Re-elect our President!
President Thai has done better than other chief execs over the past 15 years
By Erica Wayne 03/15/2012
President Thai Restaurant, at the east end of San Pasqual on Rosemead Boulevard, used to be a hidden treasure. The dining room, which held just more than 40 people, was cute, with mirrored walls and pastel accents you couldn’t imagine from the nondescript exterior. And, judging from the crowds (it was full every time we ate there for more than 15 years), it did a lot better than other presidents I could name.
I used to worry about reviewing it. Devoted diners were miserable every time it got a little publicity, and I felt the same way. But my ambivalence vanished when they opened a branch — President Two, located kitty-corner from my favorite cut-rate movie house, The Regency Academy 6 — in 2003. Its menu was identical to its big sister’s, a fact that assumed much more significance when the original President Thai was razed the following year.
For what seemed an eternity, the Rosemead lot was a busy construction site. But when the new, improved and triple-the-size restaurant finally opened in 2005, it was a sight to behold. On opening day, they were so crowded that we were escorted to an enclosed patio with a charming fountain, lovely wooden lanterns and tropical plants to await a table.
Through the ornately carved windows, we could glimpse the beauty of the new interior with its intricate woodwork, coved ceilings, lush upholstered chairs, fresh linen and delicate dishware. Servers in native garb bustled around filling water glasses and delivering heaping platters of steaming food.
By the time we were seated, we had our order down pat; all the old favorites: chicken coconut soup, President’s Shrimp, panang, pad prik king and President’s Fried Rice. The first thing we noticed was a fairly hefty price increase. (Needless to say, lush upholstery and intricate woodwork does not come cheap.) The next thing we noticed was how long it took for our waitress to notice us. And when she finally came, we found no beer was available; it seems the owners had been forced to reapply for licensing.
Service that evening wasn’t quite as crisp as in the good ol’ days of the original unprepossessing President Thai. One harried waiter rushed up with our hotpot of soup, set it down and disappeared as I caught a whiff of unlit sterno. He came back with a lighter before we asphyxiated, then reappeared with two cups and a ladle. He left for a third time without ever having taken the lid off the pot.

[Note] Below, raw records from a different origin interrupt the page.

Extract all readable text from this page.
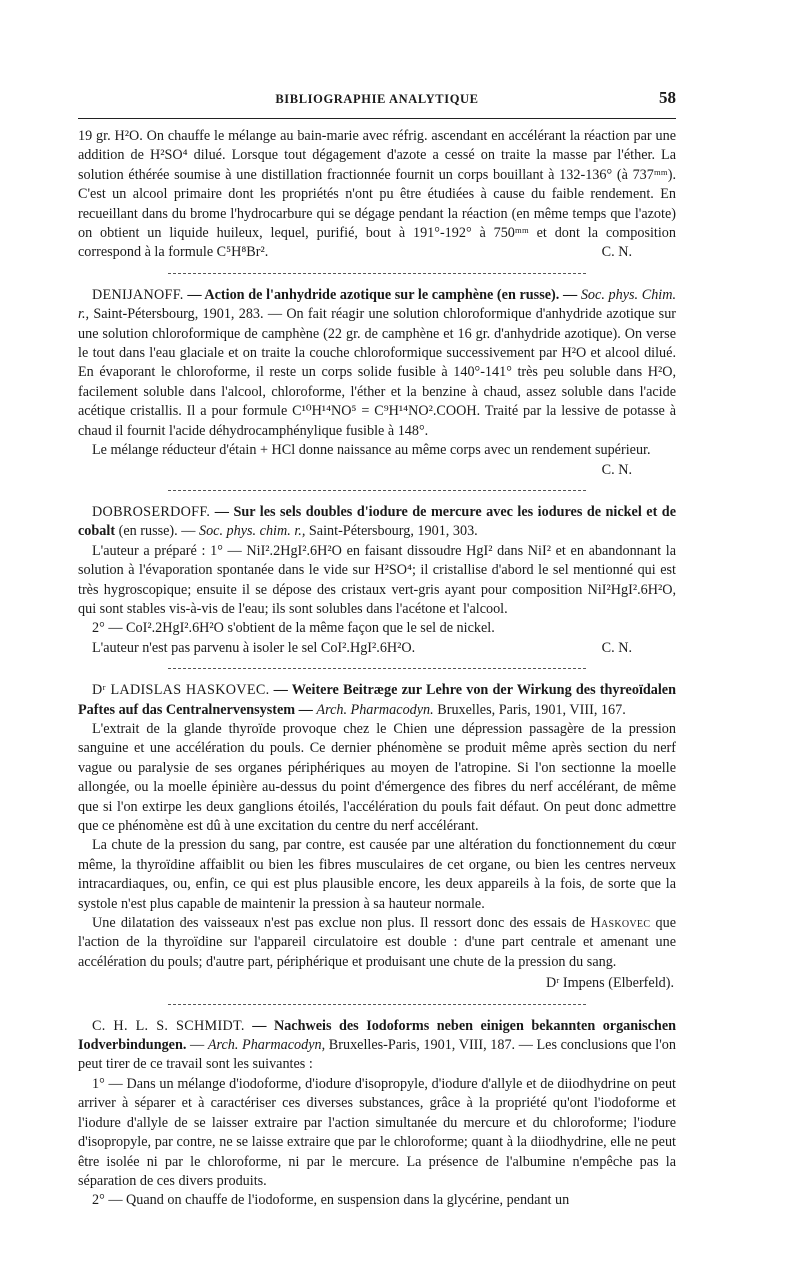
BIBLIOGRAPHIE ANALYTIQUE	58

19 gr. H²O. On chauffe le mélange au bain-marie avec réfrig. ascendant en accélérant la réaction par une addition de H²SO⁴ dilué. Lorsque tout dégagement d'azote a cessé on traite la masse par l'éther. La solution éthérée soumise à une distillation fractionnée fournit un corps bouillant à 132-136° (à 737ᵐᵐ). C'est un alcool primaire dont les propriétés n'ont pu être étudiées à cause du faible rendement. En recueillant dans du brome l'hydrocarbure qui se dégage pendant la réaction (en même temps que l'azote) on obtient un liquide huileux, lequel, purifié, bout à 191°-192° à 750ᵐᵐ et dont la composition correspond à la formule C⁵H⁸Br².	C. N.

DENIJANOFF. — Action de l'anhydride azotique sur le camphène (en russe). — Soc. phys. Chim. r., Saint-Pétersbourg, 1901, 283. — On fait réagir une solution chloroformique d'anhydride azotique sur une solution chloroformique de camphène (22 gr. de camphène et 16 gr. d'anhydride azotique). On verse le tout dans l'eau glaciale et on traite la couche chloroformique successivement par H²O et alcool dilué. En évaporant le chloroforme, il reste un corps solide fusible à 140°-141° très peu soluble dans H²O, facilement soluble dans l'alcool, chloroforme, l'éther et la benzine à chaud, assez soluble dans l'acide acétique cristallis. Il a pour formule C¹⁰H¹⁴NO⁵ = C⁹H¹⁴NO².COOH. Traité par la lessive de potasse à chaud il fournit l'acide déhydrocamphénylique fusible à 148°.

Le mélange réducteur d'étain + HCl donne naissance au même corps avec un rendement supérieur.
C. N.

DOBROSERDOFF. — Sur les sels doubles d'iodure de mercure avec les iodures de nickel et de cobalt (en russe). — Soc. phys. chim. r., Saint-Pétersbourg, 1901, 303.

L'auteur a préparé : 1° — NiI².2HgI².6H²O en faisant dissoudre HgI² dans NiI² et en abandonnant la solution à l'évaporation spontanée dans le vide sur H²SO⁴; il cristallise d'abord le sel mentionné qui est très hygroscopique; ensuite il se dépose des cristaux vert-gris ayant pour composition NiI²HgI².6H²O, qui sont stables vis-à-vis de l'eau; ils sont solubles dans l'acétone et l'alcool.

2° — CoI².2HgI².6H²O s'obtient de la même façon que le sel de nickel.

L'auteur n'est pas parvenu à isoler le sel CoI².HgI².6H²O.	C. N.

Dʳ LADISLAS HASKOVEC. — Weitere Beitræge zur Lehre von der Wirkung des thyreoïdalen Paftes auf das Centralnervensystem — Arch. Pharmacodyn. Bruxelles, Paris, 1901, VIII, 167.

L'extrait de la glande thyroïde provoque chez le Chien une dépression passagère de la pression sanguine et une accélération du pouls. Ce dernier phénomène se produit même après section du nerf vague ou paralysie de ses organes périphériques au moyen de l'atropine. Si l'on sectionne la moelle allongée, ou la moelle épinière au-dessus du point d'émergence des fibres du nerf accélérant, de même que si l'on extirpe les deux ganglions étoilés, l'accélération du pouls fait défaut. On peut donc admettre que ce phénomène est dû à une excitation du centre du nerf accélérant.

La chute de la pression du sang, par contre, est causée par une altération du fonctionnement du cœur même, la thyroïdine affaiblit ou bien les fibres musculaires de cet organe, ou bien les centres nerveux intracardiaques, ou, enfin, ce qui est plus plausible encore, les deux appareils à la fois, de sorte que la systole n'est plus capable de maintenir la pression à sa hauteur normale.

Une dilatation des vaisseaux n'est pas exclue non plus. Il ressort donc des essais de Haskovec que l'action de la thyroïdine sur l'appareil circulatoire est double : d'une part centrale et amenant une accélération du pouls; d'autre part, périphérique et produisant une chute de la pression du sang.

Dʳ Impens (Elberfeld).

C. H. L. S. SCHMIDT. — Nachweis des Iodoforms neben einigen bekannten organischen Iodverbindungen. — Arch. Pharmacodyn, Bruxelles-Paris, 1901, VIII, 187. — Les conclusions que l'on peut tirer de ce travail sont les suivantes :

1° — Dans un mélange d'iodoforme, d'iodure d'isopropyle, d'iodure d'allyle et de diiodhydrine on peut arriver à séparer et à caractériser ces diverses substances, grâce à la propriété qu'ont l'iodoforme et l'iodure d'allyle de se laisser extraire par l'action simultanée du mercure et du chloroforme; l'iodure d'isopropyle, par contre, ne se laisse extraire que par le chloroforme; quant à la diiodhydrine, elle ne peut être isolée ni par le chloroforme, ni par le mercure. La présence de l'albumine n'empêche pas la séparation de ces divers produits.

2° — Quand on chauffe de l'iodoforme, en suspension dans la glycérine, pendant un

But, given the inevitable problems in a new huge space with lots of untried employees to train, we had to admit that the food was just as good as usual — real, no-nonsense Thai. We didn’t have to bother mentioning that we like our food spicy; if it’s meant to be hot, that’s the way it comes. Prik king (a rich meat chili stir-fry with green beans — $9.95), for instance, deserves a full glass of water and some Kleenex as accompaniment.
Coconut soup with chicken ($11.95 for a pot that easily serves four), comes in many versions. President’s style used to be pretty basic, with woodsy bits of lemongrass and other herbs floating in a relatively thin, highly spiced broth. But, in keeping with the new elegance, the recipe appeared to have been refined. There was a new aristocratic creaminess and less “flotsam.” Like almost everything else, it’s way above average for the genre.
President’s Shrimp ($9.95), wrapped with bacon, rolled in noodles and deep-fried, are quite a taste treat and impressive to look at as well. The fried noodles expand around the skewered shrimp to create a sort of bird-nest effect. Basically mild, they’re served with a dipping sauce that spices them up considerably.
We crave President’s version of panang ($9.95), a peanut, coconut milk and red curry concoction that I always order with chicken. Another of our must-haves is President’s fried rice ($10.95). It’s spiked with chicken, aromatic Thai sausage, big chunks of pineapple and cooked dried pork. Gorging ourselves on all the old favorites in this swank new setting was a treat.
I have to confess that once the new restaurant was open, we abandoned the Colorado Boulevard satellite. It’s still in operation but no longer associated with its founder. However, there is another “little” sister President Thai the owners opened up in Rowland Heights a couple of years back with a nearly identical menu.
It’s been seven years since the rebuilding; we’re still delighted with President Thai and still have to wait for a table most evenings. Many of our celebratory occasions are spent at the restaurant which, in addition to the attractions of its cuisine, ambiance and moderate pricing (there have been only minor hikes since the opening), is only a five-minute ride from our home and has free (if a bit congested) parking.
As a matter of fact, our next visit is planned for this Saturday’s St. Paddy’s Day evening. With nary a sign of corned beef and cabbage on President Thai’s menu, we’ll be happy to make do with larb and pad thai and to toast the holiday with icy green bottles of Singha ($4.50) instead.